9 articles are to be placed in 9 boxes, one in each box, 4 of them are too big for three of the boxes. The number of possible arrangements is
$
A)\; {\text{9!}} \\
B)\; {\text{5!4!}} \\
C)\; {}^6{P_4} \times 5! \\
D)\; {\text{5!6!}} \\
$

Answer 1

Hint: Permutation is an ordered combination- an act of arranging the objects or numbers in the specific favourable order. The number of the permutations of the “n” objects taken “r” at the time is determined by the formula - ${}^np{}_r = \dfrac{{n!}}{{(n - r)!}}$. Use this formula in the problems where the specific favourable arrangement is
required.

Complete step by step answer:
Given that –
Total number of the articles = 9
Number of the boxes = 9
9 Articles are to be placed in 9 boxes, one in each box,
Also, given that 4 articles are very big for 3 boxes, as a result we have six boxes left out of nine boxes in which four big articles can be fit in to so that they can be chosen and can be arranged in ${}^6{P_4}$ ways. .................$(1)$
The remaining 5 articles can be arranged in 5! ways. ................$(2)$
Therefore, from the equations $\left( 1 \right)\;and\,\left( 2 \right)$
The total number of possible arrangements is $ = {}^6{P_4} \times 5!$
Therefore, the required solution - 9 articles are to be placed in 9 boxes, one in each box, 4 of them are too big for three of the boxes.
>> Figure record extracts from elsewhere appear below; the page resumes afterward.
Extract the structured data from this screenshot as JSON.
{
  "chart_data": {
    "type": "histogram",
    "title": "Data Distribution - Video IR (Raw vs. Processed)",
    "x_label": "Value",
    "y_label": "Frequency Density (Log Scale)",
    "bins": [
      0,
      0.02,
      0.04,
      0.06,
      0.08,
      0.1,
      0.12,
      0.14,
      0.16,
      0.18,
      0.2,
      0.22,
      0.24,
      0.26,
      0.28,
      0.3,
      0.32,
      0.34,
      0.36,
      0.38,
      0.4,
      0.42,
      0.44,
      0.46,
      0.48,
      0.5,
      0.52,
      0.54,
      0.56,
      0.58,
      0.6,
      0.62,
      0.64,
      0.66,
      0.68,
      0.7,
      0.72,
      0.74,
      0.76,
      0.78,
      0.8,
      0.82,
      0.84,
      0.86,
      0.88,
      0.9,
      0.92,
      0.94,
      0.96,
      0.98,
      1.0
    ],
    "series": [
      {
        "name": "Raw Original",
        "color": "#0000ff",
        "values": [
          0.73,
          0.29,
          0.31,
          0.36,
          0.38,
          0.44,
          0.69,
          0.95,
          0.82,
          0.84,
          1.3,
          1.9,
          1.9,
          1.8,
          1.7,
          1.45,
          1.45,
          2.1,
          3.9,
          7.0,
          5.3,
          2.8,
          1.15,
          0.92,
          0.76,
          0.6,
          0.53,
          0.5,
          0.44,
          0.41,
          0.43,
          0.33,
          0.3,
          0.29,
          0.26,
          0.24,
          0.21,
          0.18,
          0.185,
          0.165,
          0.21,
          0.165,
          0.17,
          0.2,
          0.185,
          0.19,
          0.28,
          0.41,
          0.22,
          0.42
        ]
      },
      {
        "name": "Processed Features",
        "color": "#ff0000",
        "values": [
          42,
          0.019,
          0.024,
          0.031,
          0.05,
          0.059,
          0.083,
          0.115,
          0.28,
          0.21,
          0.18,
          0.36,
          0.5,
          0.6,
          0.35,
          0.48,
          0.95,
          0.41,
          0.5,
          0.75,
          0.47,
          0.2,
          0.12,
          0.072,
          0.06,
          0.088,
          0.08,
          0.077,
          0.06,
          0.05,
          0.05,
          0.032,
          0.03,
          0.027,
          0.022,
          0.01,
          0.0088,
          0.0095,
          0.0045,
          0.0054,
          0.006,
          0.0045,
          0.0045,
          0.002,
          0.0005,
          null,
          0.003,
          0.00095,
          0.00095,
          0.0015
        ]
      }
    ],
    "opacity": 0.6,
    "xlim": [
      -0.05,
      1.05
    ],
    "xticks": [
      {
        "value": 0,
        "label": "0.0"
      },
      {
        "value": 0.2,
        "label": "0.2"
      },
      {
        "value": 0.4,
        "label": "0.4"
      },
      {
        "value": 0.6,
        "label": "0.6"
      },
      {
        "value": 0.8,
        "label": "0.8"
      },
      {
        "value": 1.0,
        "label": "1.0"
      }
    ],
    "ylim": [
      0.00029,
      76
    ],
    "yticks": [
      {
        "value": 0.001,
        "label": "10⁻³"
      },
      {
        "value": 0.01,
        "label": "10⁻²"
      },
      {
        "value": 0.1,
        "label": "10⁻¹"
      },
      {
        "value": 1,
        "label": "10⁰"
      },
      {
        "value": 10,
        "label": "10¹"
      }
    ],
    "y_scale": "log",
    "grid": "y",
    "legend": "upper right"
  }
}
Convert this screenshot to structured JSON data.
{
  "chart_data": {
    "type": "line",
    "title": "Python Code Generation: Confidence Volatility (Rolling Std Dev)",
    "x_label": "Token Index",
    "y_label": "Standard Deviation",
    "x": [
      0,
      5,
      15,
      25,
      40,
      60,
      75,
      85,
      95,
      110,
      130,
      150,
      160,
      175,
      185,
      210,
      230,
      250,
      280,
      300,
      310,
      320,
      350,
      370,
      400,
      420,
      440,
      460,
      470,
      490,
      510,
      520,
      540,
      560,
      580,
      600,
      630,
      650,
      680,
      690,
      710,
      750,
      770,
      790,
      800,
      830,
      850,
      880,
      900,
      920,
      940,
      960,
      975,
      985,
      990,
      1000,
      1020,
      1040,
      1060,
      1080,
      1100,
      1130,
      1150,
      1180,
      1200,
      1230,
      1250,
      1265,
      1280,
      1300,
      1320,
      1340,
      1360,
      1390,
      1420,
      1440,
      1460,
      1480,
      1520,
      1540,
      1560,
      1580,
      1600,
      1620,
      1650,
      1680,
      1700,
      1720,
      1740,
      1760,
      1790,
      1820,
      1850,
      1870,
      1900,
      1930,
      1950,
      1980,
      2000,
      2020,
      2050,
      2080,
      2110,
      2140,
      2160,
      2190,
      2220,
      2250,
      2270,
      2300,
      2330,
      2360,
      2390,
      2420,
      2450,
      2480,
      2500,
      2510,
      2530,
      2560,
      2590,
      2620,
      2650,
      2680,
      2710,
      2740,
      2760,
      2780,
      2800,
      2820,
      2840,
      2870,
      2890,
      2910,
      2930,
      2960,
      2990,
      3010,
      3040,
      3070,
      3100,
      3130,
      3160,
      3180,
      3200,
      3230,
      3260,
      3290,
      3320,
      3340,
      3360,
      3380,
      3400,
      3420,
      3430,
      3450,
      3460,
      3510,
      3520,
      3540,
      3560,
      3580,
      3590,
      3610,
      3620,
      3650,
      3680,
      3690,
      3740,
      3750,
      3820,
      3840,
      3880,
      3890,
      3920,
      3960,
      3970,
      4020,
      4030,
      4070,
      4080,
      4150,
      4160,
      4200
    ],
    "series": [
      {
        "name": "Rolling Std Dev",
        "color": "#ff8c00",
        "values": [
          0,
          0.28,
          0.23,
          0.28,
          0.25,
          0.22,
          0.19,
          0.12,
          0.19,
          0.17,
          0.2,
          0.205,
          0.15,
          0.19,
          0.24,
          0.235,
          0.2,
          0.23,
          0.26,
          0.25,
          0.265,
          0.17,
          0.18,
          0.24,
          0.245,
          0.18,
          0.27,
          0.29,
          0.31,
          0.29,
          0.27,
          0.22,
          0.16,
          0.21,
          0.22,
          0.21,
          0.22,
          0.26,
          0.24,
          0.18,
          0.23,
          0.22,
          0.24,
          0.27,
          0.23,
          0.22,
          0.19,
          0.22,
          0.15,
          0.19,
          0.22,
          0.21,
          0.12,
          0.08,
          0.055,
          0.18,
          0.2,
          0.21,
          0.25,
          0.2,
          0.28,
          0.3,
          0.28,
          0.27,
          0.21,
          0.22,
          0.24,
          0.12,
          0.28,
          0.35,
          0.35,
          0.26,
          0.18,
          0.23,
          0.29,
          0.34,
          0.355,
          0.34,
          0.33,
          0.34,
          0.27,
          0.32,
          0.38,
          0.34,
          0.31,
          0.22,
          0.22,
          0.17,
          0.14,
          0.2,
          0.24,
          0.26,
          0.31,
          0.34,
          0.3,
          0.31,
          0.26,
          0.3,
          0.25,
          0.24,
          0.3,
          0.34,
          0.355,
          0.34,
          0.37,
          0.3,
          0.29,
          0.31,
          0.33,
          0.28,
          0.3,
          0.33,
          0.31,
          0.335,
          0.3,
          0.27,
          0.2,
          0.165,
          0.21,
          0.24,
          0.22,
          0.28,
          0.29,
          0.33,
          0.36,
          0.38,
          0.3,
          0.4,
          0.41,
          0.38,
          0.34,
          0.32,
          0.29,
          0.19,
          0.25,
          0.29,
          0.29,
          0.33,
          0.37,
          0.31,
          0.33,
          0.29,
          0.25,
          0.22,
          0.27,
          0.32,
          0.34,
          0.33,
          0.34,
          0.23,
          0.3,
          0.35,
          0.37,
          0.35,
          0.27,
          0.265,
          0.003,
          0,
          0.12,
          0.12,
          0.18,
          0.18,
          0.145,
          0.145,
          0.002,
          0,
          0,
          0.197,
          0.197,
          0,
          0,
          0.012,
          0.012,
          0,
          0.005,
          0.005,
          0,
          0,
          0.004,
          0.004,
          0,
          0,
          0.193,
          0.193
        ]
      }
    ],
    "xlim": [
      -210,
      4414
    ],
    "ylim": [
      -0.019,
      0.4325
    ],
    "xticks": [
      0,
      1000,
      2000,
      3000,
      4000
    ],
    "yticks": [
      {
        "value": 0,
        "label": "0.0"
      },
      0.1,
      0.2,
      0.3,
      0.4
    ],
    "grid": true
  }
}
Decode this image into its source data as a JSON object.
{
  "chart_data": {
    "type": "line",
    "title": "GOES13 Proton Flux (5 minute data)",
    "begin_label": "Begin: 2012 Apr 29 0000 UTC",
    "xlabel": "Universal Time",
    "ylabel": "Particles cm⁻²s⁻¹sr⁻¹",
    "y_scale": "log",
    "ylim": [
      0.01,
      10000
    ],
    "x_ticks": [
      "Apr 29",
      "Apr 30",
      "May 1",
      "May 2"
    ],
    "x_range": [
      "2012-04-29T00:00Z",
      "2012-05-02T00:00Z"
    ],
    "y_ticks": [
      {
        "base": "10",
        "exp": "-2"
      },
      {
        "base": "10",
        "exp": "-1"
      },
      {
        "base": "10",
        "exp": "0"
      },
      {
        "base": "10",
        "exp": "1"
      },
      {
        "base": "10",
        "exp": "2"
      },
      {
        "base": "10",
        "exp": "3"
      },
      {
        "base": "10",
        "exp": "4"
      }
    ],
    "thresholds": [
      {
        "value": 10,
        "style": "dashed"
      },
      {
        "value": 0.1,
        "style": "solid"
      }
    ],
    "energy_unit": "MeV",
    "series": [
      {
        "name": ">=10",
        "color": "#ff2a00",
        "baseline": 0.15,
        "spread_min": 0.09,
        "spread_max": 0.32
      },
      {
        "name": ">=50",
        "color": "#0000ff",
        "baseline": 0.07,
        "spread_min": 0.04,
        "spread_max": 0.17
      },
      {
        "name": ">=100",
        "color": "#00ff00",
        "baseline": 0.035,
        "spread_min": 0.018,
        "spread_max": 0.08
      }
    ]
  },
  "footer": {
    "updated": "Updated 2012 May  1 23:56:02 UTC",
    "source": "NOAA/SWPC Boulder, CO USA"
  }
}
The number of possible arrangements is $ = {}^6{P_4} \times 5!$.

Hence, from the given multiple options, the option C is the correct answer.

Note: In permutations, specific order and arrangement is the most important whereas, a combination is used if the certain objects are to be arranged in such a way that the order of objects is not important.